Tangan Molitia yang dingin menggenggam tangan dokternya. Mirip dengan kehangatan seorang ibu, yang kehangatannya hanyalah kenangan samar yang tak bisa ia ingat lagi, butiran air mata mulai menetes tanpa suara ke selimut.
—————–
Sementara itu, kantor Marquis Werner diguncang oleh suara gaduh yang sangat keras.
“Lalu apa yang akan kita lakukan sekarang?”
Marquis Werner meratap melihat putranya yang terikat sepenuhnya. Lingkungannya sudah lama berantakan seperti itu.
“Beraninya kau melakukan aksi gila seperti itu?”
“…”
Sang Marquis berdebar kencang melihat putranya, yang tak lagi bisa berbicara karena kesakitan akibat dipukuli.
Ia mengira putranya menjadi pendiam selama ini. Ia mengira putranya akhirnya tumbuh dewasa akhir-akhir ini, tetapi ternyata putranya melakukan sesuatu yang luar biasa tanpa memberi tahu ayahnya sama sekali.
Marquis merasa pikirannya kacau. Perasaan mengerikan muncul ketika putranya, Ferdinand, dibawa masuk oleh para ksatria Adipati.

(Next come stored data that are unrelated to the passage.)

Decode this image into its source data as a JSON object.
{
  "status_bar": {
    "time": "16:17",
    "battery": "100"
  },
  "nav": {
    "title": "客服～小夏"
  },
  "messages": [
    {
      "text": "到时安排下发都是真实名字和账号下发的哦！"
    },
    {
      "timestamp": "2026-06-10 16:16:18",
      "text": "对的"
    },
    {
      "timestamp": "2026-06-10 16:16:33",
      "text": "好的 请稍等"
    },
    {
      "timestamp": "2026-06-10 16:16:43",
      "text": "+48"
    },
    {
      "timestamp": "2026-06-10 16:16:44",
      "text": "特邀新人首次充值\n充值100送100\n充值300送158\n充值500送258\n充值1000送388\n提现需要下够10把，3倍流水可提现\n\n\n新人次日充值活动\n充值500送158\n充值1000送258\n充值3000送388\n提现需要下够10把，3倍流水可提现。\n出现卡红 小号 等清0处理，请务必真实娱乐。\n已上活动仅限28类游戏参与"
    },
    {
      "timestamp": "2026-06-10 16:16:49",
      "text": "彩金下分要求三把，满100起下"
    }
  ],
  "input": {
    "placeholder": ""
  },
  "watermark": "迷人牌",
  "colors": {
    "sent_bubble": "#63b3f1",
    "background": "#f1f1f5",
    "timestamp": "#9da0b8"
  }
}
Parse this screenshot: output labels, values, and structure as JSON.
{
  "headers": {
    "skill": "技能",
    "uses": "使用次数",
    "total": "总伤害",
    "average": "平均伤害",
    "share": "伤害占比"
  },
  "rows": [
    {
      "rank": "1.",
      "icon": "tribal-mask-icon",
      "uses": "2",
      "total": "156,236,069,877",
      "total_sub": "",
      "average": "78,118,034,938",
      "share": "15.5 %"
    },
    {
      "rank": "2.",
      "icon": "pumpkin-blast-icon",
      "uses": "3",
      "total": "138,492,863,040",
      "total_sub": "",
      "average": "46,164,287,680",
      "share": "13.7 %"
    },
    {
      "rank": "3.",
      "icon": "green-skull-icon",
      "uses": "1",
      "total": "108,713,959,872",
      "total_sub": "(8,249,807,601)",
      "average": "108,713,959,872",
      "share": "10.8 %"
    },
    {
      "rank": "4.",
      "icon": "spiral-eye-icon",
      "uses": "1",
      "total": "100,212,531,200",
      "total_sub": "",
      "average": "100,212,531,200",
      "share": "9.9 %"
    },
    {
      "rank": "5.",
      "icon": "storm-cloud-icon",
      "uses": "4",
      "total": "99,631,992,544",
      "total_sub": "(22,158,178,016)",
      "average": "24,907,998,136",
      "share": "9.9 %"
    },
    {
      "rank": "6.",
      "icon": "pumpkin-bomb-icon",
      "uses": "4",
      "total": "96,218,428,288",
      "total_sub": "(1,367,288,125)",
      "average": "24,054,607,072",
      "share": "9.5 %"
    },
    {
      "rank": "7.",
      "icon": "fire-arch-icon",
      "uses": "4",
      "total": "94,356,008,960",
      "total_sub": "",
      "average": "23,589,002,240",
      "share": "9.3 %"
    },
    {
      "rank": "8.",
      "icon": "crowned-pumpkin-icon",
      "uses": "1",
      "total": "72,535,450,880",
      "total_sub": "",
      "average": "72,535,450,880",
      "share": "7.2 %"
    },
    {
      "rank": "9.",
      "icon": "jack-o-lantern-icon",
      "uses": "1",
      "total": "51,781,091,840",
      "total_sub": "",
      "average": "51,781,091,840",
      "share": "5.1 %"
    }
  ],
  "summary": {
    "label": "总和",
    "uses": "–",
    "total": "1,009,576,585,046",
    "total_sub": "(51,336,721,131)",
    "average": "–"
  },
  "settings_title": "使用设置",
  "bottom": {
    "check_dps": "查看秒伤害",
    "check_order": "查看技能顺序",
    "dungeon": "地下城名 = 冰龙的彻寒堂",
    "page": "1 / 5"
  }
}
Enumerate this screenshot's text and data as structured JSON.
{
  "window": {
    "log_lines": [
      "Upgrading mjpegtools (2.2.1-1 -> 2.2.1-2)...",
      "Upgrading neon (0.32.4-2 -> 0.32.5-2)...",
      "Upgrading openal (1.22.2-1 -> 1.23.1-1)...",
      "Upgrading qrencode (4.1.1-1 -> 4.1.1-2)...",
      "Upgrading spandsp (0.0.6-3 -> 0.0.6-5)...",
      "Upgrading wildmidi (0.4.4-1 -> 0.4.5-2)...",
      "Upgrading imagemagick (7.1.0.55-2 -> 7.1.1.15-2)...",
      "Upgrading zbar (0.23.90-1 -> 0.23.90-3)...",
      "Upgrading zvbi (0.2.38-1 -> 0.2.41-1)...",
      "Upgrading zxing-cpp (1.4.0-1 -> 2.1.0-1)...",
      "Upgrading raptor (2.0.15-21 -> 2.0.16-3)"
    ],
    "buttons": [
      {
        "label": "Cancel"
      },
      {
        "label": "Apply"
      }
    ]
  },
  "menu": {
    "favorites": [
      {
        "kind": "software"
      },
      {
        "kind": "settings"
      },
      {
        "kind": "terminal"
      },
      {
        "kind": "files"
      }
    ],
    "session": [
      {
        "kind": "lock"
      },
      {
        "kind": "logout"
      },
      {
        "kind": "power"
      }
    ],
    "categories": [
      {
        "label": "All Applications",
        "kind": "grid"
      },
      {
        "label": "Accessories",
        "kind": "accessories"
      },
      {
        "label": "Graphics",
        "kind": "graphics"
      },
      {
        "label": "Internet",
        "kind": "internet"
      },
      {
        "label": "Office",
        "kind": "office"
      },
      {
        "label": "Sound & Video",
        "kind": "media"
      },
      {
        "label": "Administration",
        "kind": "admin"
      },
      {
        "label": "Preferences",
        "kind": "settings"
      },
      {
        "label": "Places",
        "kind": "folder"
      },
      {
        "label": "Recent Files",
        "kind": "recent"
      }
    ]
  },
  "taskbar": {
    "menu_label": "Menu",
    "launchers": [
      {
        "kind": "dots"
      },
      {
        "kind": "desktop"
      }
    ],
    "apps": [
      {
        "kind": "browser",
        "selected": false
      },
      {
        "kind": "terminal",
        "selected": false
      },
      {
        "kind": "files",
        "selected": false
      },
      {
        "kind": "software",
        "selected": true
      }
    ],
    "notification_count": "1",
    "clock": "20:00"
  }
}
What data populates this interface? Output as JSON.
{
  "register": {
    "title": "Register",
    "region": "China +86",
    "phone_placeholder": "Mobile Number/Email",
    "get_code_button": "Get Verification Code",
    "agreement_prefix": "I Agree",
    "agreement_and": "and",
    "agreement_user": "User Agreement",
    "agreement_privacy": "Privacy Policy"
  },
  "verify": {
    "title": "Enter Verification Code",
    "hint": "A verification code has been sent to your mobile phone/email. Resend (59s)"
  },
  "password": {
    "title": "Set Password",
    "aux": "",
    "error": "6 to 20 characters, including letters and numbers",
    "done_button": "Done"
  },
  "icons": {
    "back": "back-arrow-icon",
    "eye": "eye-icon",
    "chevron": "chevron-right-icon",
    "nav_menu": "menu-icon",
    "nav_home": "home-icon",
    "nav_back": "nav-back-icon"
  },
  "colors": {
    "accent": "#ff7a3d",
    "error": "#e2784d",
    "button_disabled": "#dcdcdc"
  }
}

Saat melihat putranya dilempari benda di depan semua orang, ia menggigit lidahnya dan merasa ingin mati.
“Apakah kau menyadari apa yang telah kau lakukan? Ini pengkhianatan, pengkhianatan! Seluruh keluarga bisa dimusnahkan begitu saja!”
Kini sudah terlambat untuk menyembunyikan apa pun. Semua orang sudah tertangkap dan keluarganya ditangkap oleh Adipati Linerio yang berkuasa. Marquis Werner tidak punya kata-kata lagi untuk diucapkan, bahkan jika ia akan ditertawakan karena salah.
Wajah Marquis, yang tak lagi bisa tenang, ambruk dengan sedih. Semua yang telah ia lakukan selama ini hancur dalam sekejap.
Kepalanya yang mudah marah kemudian menoleh dengan cepat. Tinju dengan urat-urat yang menonjol itu akhirnya kembali tenang.
Tatapan dingin Marquis kemudian tertuju pada Ferdinand.
Bahu Ferdinand tersentak ketika mata dingin itu menatapnya tanpa semangat yang sama seperti sebelumnya.
“Aku tidak bisa berbuat apa-apa. Kamu seharusnya bertanggung jawab atas semua ini.”
“Ayah!”
Suara Ferdinand yang putus asa langsung terdengar.
“Kumohon, Bapa—mohon sampaikan kepada Yang Mulia tentang dosa-dosaku…”
“Ada batasnya. Kau sudah keterlaluan kali ini. Ada batasan seberapa banyak yang bisa ditutupi oleh ayah ini.”
Itu adalah suara yang cukup tenang, sangat berbeda dari suara marah yang terdengar seperti badai. Namun, Ferdinand masih merasakan merinding.
Matanya menatap acuh tak acuh, seolah-olah ia sedang membuat keputusan. Beginilah biasanya tatapan matanya ketika ia memilih yang lebih baik di antara kejahatan-kejahatan lainnya.